Muhsin Muhammad made a one-hand, tap the ball into the air and hang onto it reception. Steve Smith caught a touchdown pass with his body as he fell to the end zone on his back.
Julius Peppers forced a fumble, had a sack and would have a second if his jersey had not been implanted in the hands of New Orleans tackle Jammal Brown. Ken Lucas plucked a no-look interception from the air and didn’t drop it.
Jonathan Stewart ran into the middle and tripped. But before he did he flipped the ball back, as planned, to Jake Delhomme.
Is there no end to Carolina’s trickery? The Panthers ran a trick play as recently as 2002, and here they are trying another. Delhomme caught the lateral from Stewart and hit Smith for 29 yards.

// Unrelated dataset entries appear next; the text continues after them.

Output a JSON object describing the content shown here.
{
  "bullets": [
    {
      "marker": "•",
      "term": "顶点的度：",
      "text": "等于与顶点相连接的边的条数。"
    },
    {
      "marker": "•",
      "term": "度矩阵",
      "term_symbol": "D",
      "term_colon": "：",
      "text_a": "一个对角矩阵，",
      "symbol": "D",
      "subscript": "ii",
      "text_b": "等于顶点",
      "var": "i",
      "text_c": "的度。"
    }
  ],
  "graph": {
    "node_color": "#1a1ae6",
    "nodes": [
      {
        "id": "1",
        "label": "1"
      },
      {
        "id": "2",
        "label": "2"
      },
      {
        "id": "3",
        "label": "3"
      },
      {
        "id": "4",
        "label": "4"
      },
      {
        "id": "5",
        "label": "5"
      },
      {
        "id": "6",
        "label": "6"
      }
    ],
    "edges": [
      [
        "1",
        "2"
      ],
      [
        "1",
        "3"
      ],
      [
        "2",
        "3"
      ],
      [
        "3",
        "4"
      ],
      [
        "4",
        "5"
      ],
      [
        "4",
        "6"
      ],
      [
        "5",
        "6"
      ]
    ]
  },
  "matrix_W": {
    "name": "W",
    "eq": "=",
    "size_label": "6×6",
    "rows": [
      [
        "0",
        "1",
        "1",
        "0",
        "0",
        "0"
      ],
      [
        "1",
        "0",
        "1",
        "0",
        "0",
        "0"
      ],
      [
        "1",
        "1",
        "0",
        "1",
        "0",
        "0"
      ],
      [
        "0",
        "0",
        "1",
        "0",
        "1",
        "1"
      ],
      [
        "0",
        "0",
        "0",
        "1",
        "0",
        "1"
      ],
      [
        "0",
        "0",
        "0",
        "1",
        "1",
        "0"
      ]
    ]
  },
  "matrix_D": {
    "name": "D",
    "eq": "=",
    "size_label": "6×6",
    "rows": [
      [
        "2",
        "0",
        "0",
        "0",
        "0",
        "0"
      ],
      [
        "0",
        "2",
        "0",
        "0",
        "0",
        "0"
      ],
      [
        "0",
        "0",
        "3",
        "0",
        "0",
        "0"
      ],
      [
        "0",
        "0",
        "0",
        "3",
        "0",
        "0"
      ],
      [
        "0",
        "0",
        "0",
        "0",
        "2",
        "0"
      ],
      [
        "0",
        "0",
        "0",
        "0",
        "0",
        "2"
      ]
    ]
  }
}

Delhomme, 33, was Wishbone Jake Sunday. He took off on one scramble as if propelled and picked up an immediate eight yards. He averaged more yards per carry than any player on either roster, more than Bush and Carolina’s DeAngelo Williams.
“That was a little shocking to me,” Williams says of Delhomme’s eight-yard jaunt. “He has a little speed on him to be 47 years old.”
Told about the compliment, Delhomme says: “He missed it by a year. I’m 46.”
Maybe he means he runs a 4.6.
“I’m a five-flat guy,” says Delhomme.
But with Jake, it’s not about speed.
“I’m more quick than fast,” says Delhomme, and he demonstrates by swiftly moving his hand from side to side. “And I’m proud of it.”
Now, that’s a statement. And that’s the only statement Carolina made. Teams do not make statements seven weeks into the season.
It’s like this.
The Panthers are 5-2. They have yet to lose at home. And they have nine games to play.